Coincidence and Conspiracy riddle the date. September 11th, 1985. Another shadow that looms over Rose. When I heard MLB was allowing Rose back on a baseball field, to celebrate 25 years later, it was a given that I'd take my father. J. Duane Elliott, for his birthday (September 10th, 2010). He brought me to the games for the last 33 years, so I owed him. I like him much more than Pete. Dad's the real hero.
The anniversary festivities were a bit underwhelming. Pete can walk around an MLB field, but can't speak on one. His taped comments were probably the best part. To hear him advise young players to come clean before the hammer comes down -- it actually humbling. Pete should'a talked way back when. When they would'a just suspended him a season or two, then embrace him back and let him become a legendary manager, with a gamblin' hiccup in his career. Too little, too late, but at least he's telling the Roger Clemens of the game to fess up quick.
Pete circled the Great American Ball Park in a golf cart, stomped on first base, met some old legends (Eric Davis, a childhood favorite), accepted a crystal trophy, and got a few "hall of fame" chants from the surprisingly small crowd (for this event anyways). He'll make it. In his lifetime I hope. In my lifetime I hope. A trip to Cooperstown is necessary. Something I hope my father and I can share -- like this game, like the first game.

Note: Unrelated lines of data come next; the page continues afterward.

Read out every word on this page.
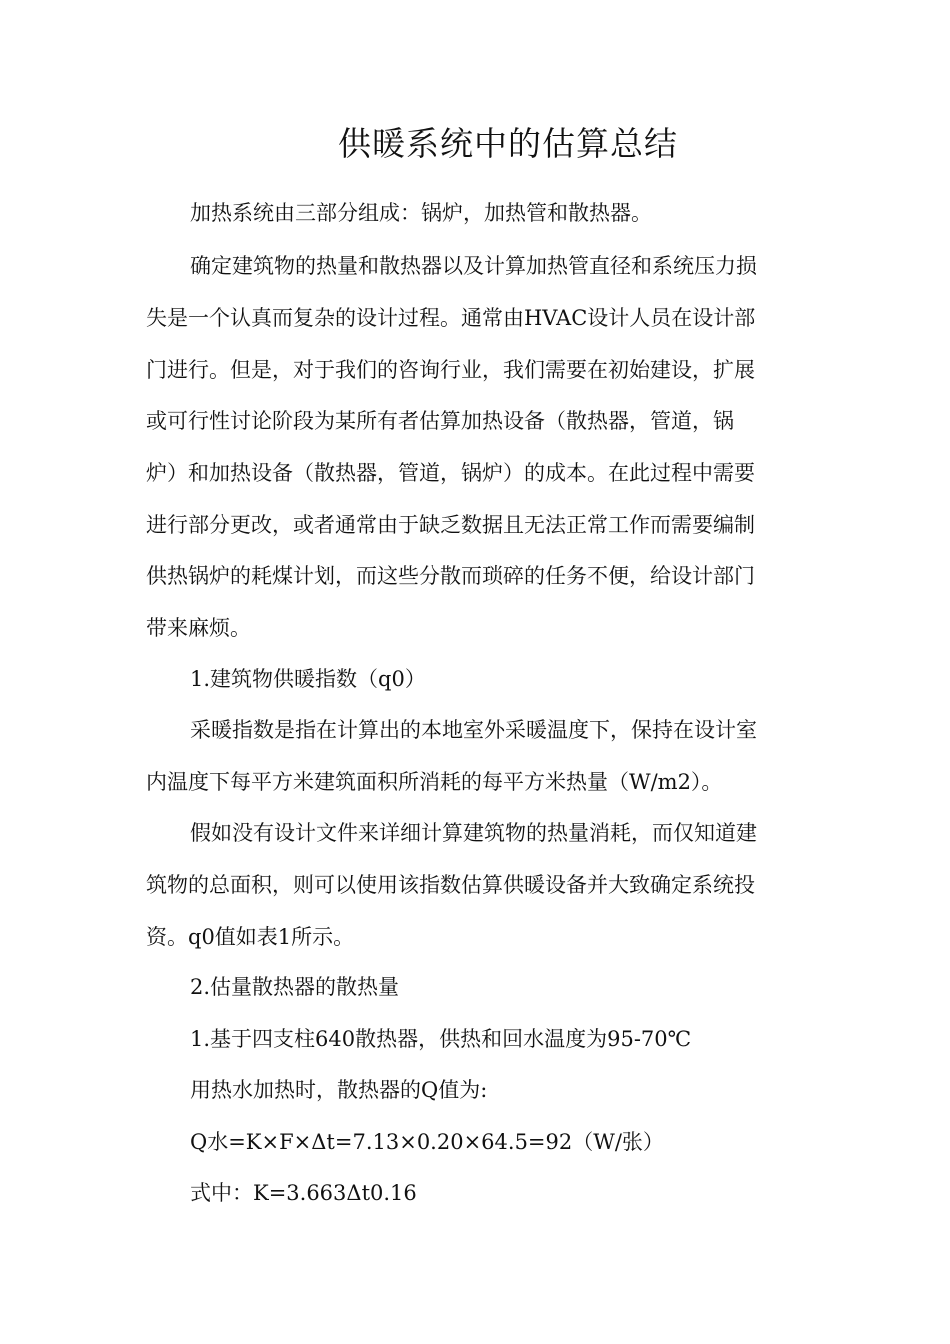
供暖系统中的估算总结

加热系统由三部分组成：锅炉，加热管和散热器。

确定建筑物的热量和散热器以及计算加热管直径和系统压力损

失是一个认真而复杂的设计过程。通常由HVAC设计人员在设计部

门进行。但是，对于我们的咨询行业，我们需要在初始建设，扩展

或可行性讨论阶段为某所有者估算加热设备（散热器，管道，锅

炉）和加热设备（散热器，管道，锅炉）的成本。在此过程中需要

进行部分更改，或者通常由于缺乏数据且无法正常工作而需要编制

供热锅炉的耗煤计划，而这些分散而琐碎的任务不便，给设计部门

带来麻烦。

1.建筑物供暖指数（q0）

采暖指数是指在计算出的本地室外采暖温度下，保持在设计室

内温度下每平方米建筑面积所消耗的每平方米热量（W/m2）。

假如没有设计文件来详细计算建筑物的热量消耗，而仅知道建

筑物的总面积，则可以使用该指数估算供暖设备并大致确定系统投

资。q0值如表1所示。

2.估量散热器的散热量

1.基于四支柱640散热器，供热和回水温度为95-70℃

用热水加热时，散热器的Q值为:

Q水=K×F×Δt=7.13×0.20×64.5=92（W/张）

式中：K=3.663Δt0.16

Our game? Well, the Reds have been hit or miss as of late, but this night was all about the comeback heroics we've seen all year. Saw the Chapman give up the lead, but pitch a 103 MPH fastball and a 90 MPH slider (thee nasty boy/el muchacho repugnante) and then saw Joey Votto-matic launch an opposite field home run to win the game, break the tie in the bottom of the 10th. On that night, things seemed perfect.